Tesla CEO Elon Musk sent competitors such as Ford and General Motors a “how-to” guide on developing a 48-volt system in 2023.

Clarke said Ford had already decided on a 48-volt platform before getting the letter but that it “certainly added fuel to the fire” and was a “helpful starting point to see how they thought about” it. It also helped suppliers get ready to assist with 48-volt systems, he added.

Gigacastings

In addition to the 48-volt system, the company on Tuesday released additional details on how it’s achieving its targets with the new EV through aerodynamics, team “bounties” to increase vehicle efficiency and turning to Tesla-pioneered “gigacastings.”

Gigacasting is a manufacturing process that can replace dozens of traditionally small, stamped parts with larger pieces. The process requires massive machines to pressurize large sheets of metal into parts such as a vehicle’s facia or underlying structure.

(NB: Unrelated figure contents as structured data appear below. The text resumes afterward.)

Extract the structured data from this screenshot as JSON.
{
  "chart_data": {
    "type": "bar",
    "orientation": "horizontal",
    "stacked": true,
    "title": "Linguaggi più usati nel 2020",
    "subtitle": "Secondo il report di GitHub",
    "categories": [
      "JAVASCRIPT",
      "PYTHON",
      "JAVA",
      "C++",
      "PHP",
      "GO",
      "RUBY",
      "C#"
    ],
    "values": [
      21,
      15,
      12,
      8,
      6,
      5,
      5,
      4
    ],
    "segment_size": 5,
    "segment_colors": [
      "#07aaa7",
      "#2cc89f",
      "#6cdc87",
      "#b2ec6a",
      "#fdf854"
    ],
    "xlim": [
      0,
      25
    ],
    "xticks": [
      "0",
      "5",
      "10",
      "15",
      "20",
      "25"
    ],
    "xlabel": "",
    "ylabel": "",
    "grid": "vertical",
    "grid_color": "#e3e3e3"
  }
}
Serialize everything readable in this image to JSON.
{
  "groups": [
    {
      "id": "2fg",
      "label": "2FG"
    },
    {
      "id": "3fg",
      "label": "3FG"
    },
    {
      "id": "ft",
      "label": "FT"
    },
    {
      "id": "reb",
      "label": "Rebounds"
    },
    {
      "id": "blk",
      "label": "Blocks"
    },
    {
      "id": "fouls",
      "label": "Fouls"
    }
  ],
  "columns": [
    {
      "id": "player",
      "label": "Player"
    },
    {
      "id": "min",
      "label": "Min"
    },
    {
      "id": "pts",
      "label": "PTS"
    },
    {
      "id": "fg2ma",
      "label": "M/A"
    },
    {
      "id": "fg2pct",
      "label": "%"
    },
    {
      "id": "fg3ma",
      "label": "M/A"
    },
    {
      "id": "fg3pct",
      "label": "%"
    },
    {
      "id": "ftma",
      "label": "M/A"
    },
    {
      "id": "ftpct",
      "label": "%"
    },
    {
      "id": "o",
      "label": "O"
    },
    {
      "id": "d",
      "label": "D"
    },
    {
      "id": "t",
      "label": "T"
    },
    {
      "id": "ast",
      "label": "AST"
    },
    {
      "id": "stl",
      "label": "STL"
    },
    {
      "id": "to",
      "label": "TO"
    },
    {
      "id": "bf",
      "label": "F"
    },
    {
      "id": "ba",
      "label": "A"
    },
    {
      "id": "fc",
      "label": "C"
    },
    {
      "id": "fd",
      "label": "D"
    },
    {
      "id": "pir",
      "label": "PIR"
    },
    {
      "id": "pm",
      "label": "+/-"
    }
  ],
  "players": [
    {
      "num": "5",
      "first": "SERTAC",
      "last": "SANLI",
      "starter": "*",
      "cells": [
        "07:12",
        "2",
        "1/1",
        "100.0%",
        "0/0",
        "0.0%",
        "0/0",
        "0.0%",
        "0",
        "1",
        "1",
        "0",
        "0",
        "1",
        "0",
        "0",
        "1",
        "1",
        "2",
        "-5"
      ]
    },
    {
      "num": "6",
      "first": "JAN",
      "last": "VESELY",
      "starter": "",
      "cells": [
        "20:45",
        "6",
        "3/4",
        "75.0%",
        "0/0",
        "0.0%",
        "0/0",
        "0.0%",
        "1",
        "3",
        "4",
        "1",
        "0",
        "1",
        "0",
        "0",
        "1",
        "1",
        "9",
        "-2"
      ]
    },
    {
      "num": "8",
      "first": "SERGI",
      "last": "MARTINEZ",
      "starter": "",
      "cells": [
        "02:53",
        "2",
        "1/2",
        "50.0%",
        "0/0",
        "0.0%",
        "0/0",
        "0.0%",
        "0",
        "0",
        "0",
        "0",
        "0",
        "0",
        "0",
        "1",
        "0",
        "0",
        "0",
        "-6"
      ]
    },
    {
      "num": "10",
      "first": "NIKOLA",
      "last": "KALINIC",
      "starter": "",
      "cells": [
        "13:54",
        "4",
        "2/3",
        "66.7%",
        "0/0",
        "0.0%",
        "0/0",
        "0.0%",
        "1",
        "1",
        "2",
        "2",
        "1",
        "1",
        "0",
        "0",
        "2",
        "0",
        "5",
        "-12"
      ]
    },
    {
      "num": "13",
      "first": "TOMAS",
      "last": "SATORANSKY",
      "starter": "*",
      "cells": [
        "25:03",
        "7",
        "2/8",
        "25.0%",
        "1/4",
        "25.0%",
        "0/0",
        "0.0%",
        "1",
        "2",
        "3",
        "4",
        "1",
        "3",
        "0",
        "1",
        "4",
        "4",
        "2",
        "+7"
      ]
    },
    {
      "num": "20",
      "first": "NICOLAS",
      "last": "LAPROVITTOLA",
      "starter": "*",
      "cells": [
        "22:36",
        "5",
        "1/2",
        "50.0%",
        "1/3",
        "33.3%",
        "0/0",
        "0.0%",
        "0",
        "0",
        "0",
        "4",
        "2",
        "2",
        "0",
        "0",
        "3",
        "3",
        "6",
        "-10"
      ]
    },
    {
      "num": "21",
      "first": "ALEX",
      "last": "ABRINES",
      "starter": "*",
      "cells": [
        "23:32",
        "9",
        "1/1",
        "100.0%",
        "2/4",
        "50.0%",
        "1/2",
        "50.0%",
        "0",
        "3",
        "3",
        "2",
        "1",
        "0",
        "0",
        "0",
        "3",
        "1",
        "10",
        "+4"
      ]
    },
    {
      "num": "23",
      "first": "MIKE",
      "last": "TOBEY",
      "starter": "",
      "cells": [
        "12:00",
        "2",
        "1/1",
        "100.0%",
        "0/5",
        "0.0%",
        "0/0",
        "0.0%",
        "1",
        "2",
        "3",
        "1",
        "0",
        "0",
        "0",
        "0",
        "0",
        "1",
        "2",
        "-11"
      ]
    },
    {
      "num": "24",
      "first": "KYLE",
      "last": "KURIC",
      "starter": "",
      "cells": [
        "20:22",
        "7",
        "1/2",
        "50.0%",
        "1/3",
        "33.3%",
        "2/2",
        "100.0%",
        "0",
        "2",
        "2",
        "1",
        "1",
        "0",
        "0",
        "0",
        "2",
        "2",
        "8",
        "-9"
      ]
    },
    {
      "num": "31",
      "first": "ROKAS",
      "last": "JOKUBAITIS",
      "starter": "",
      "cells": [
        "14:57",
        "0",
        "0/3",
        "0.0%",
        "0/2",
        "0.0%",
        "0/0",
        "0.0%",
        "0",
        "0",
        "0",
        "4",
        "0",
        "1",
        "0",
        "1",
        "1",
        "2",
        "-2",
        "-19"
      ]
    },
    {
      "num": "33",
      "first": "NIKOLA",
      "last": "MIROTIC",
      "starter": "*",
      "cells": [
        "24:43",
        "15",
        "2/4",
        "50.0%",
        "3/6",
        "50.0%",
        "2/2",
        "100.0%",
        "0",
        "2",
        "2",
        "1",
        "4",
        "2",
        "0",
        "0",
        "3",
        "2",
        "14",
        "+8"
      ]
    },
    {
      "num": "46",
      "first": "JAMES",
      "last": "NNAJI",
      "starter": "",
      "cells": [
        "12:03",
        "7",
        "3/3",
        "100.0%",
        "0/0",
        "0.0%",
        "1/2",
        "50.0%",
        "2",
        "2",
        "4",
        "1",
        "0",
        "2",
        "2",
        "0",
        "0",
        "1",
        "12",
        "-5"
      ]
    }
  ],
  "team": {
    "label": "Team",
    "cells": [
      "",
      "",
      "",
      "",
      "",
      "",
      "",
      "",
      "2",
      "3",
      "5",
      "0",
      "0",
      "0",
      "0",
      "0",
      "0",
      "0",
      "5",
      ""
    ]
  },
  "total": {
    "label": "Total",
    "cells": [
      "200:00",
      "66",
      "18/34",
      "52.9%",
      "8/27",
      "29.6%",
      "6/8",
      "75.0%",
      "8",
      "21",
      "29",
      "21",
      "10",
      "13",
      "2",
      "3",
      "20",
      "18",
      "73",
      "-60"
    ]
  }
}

A Ford F-150 Lightning next to a Tesla Cybertruck.

Michael Wayland / CNBC

Ford said the new pickup will only have two structural front and rear parts compared with 146 such components on its current gas-powered Maverick small pickup.

Ford also said its aluminum castings for the upcoming EV are more than 27% lighter than those features on a Tesla Model Y.

“We’re still on a really steep decline of EV costs, and you can only get that by innovating, and you can only get that by system level, optimizing into what eventually becomes a product that a customer wants,” Clarke said.